Den in seiner Partei organisierten Massen zollte er hingegen jeden Respekt und als hinreißender Redner konnte er über sich hinauswachsen. Er war ein überzeugter Internationalist und dennoch blieb er zugleich deutschnational. Sein Deutschnationalismus verstand sich in der Tradition der 1848er-Revolution, als republikanisch und demokratisch; und wenn er als erster Außenminister der Republik den Anschluss an ein demokratisches Deutschland anstrebte, so wurde eben auch auf sein Betreiben der Anschlussparagraph nach Hitlers Machtübernahme 1933 aus dem sozialdemokratischen Parteiprogramm gestrichen. Er galt gemeinhin als Theoretiker und hat dennoch mehr Artikel über die Fragen des praktischen Lebens der arbeitenden Menschen geschrieben als irgendwer sonst in seiner Partei. Er entstammte einem assimilierten, jüdischen Großbürgermilieu und hat doch in seinem theoretischen Werk den Antisemitismus, den er als billigen Populismus und „Zeiterscheinung“ abtat, bestenfalls in Ansätzen thematisiert.

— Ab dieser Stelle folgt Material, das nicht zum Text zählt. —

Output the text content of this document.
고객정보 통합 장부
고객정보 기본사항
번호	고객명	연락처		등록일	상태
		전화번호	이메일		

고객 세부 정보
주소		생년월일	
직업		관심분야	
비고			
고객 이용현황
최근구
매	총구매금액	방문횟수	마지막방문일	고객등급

Bauers Werk steht (wenn man von seinem langjährigen innerparteilichen Gegenspieler Karl Renner absieht) gigantengleich über dem seiner Zeitgenossen. Im Alter von zehn Jahren verfasst er, in klassischem Versmaß und als „Weihnachtsgabe“ für seine Eltern, ein Drama über Napoleons Ende. Mit 26 Jahren bekleidet der promovierte Staatswissenschafter den Posten eines sozialdemokratischen Klubsekretärs, und steigt mit seiner Nationalitätenstudie in die erste Reihe der Theoretiker der Sozialistischen Internationale auf. In der sibirischen Kriegsgefangenschaft schreibt der Oberleutnant der k. u. k. Armee ohne jegliche Sekundärliteratur sein wohl anspruchsvollstes Buch, „Weltbild des Kapitalismus“. Sein im Exil verfasstes Spätwerk „Zwischen zwei Weltkriegen?“ wird in den 1970er Jahren zur theoretischen Grundlage eines neu formulierten, reformistischen dritten Weges. Die Wiederkehr des Nationalen im Gefolge der Sanften Revolutionen in Mittel- und Südosteuropa in den späten 1980er Jahren löst Übersetzungen seiner Nationalitätenfrage in alle Weltsprachen und eine weltweite Debatte seiner Thesen zur nationalen Frage aus.